Saving a bush and bug is out of control
The city of Porterville is having to pay hundreds of thousands of dollars on top of hundreds of thousands already spent to protect a beetle and the bush it lives in. It is a prime example of government out of control, especially in light that the government may delist the bug from the threatened species list.
It was recently reported the city will have to purchase 42 “credits” for $168,000 to mitigate the loss of five elderberry shrubs that are in the area where the city wants to widen the Jaye Street bridge over the Tule River. This comes after the city has already spent more than half of a million dollars to develop its elderberry shrub mitigation program off of Highway 190 along the Tule River east of Plano.

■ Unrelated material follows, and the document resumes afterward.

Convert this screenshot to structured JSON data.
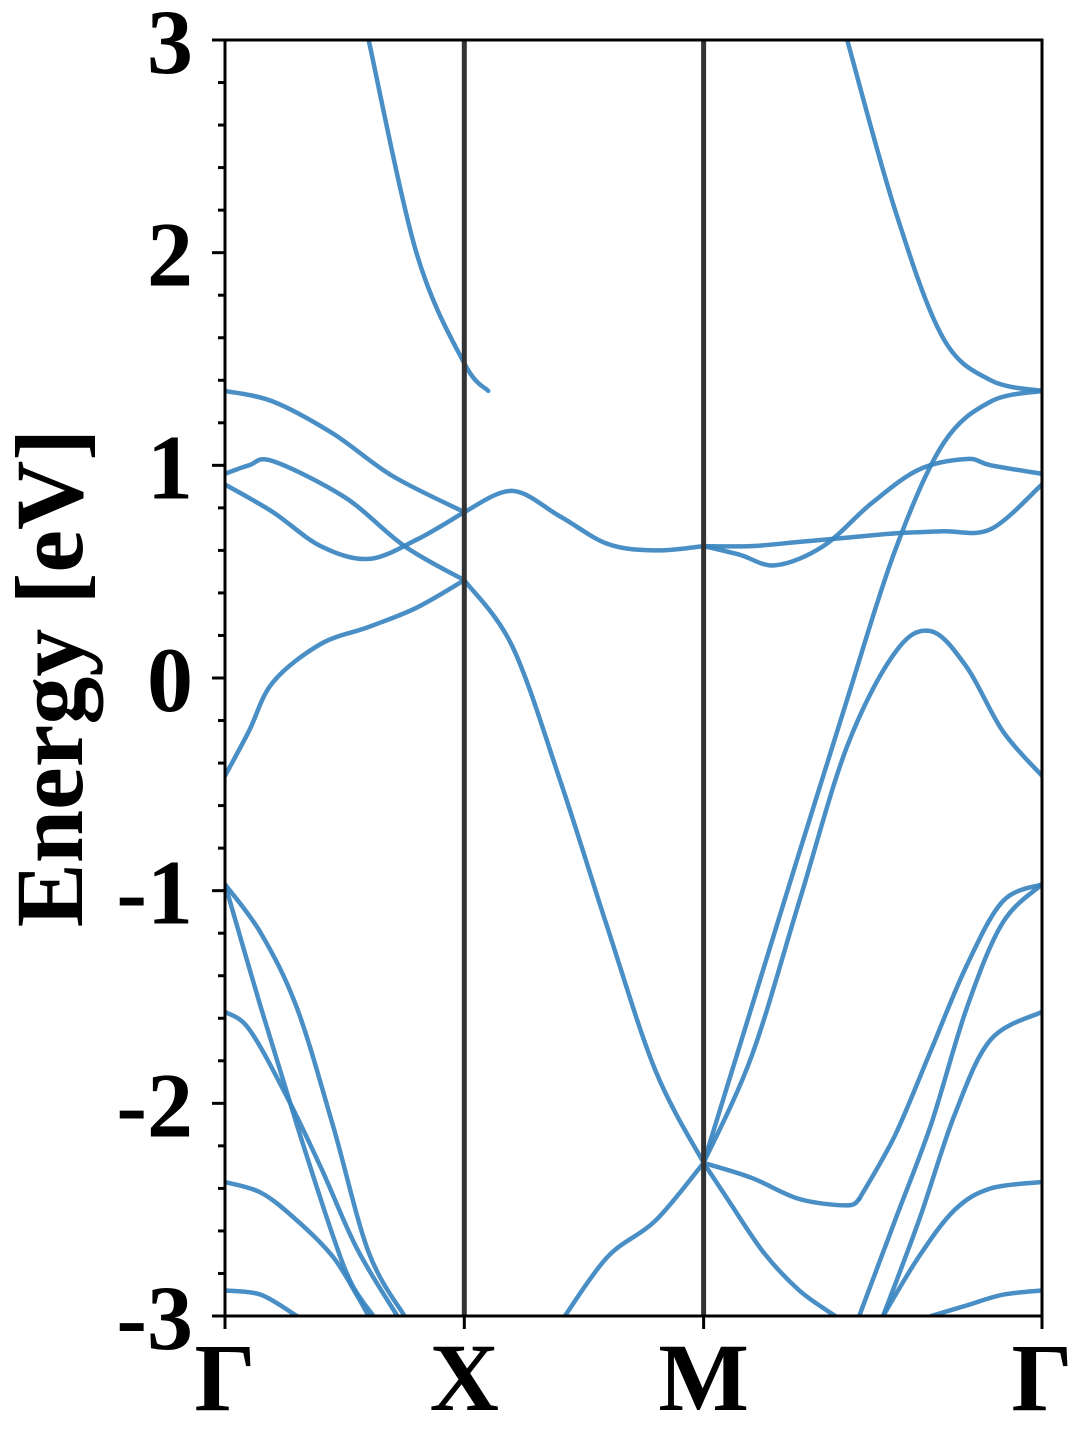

It is not the shrub that is protected, but the elderberry beetle that lives on the bush. The valley elderberry longhorn beetle was added to the federal threatened species list in 2005, but efforts began in 2011 to delist the bug, a move which would negate the city spending the money, but the damage the threatened bug has already caused will never be rectified.
The effort to delist the bug began with a lawsuit filed by several California farm bureaus after it was learned in 2011 the United States Fish and Wildlife Service found five years earlier the beetle was no longer “threatened.”
Taxpayers should be outraged the city must now pony up more than $160,000 just to remove five bushes, especially since the city has already planted scores of elderberry bushes at its mitigation site and that the USFWS has found the bug no longer threatened.
We know the city has sought ways to avoid the payment, but we can call on Assembly member Connie Conway, R-Tulare, state Sen. Jean Fuller, R-Bakersfield, and Congressman Kevin McCarthy, R-Bakersfield, to come to the city’s aid. We also urge a strong letter writing campaign by citizens to stop the madness in trying to save a bug and a bush that have little value.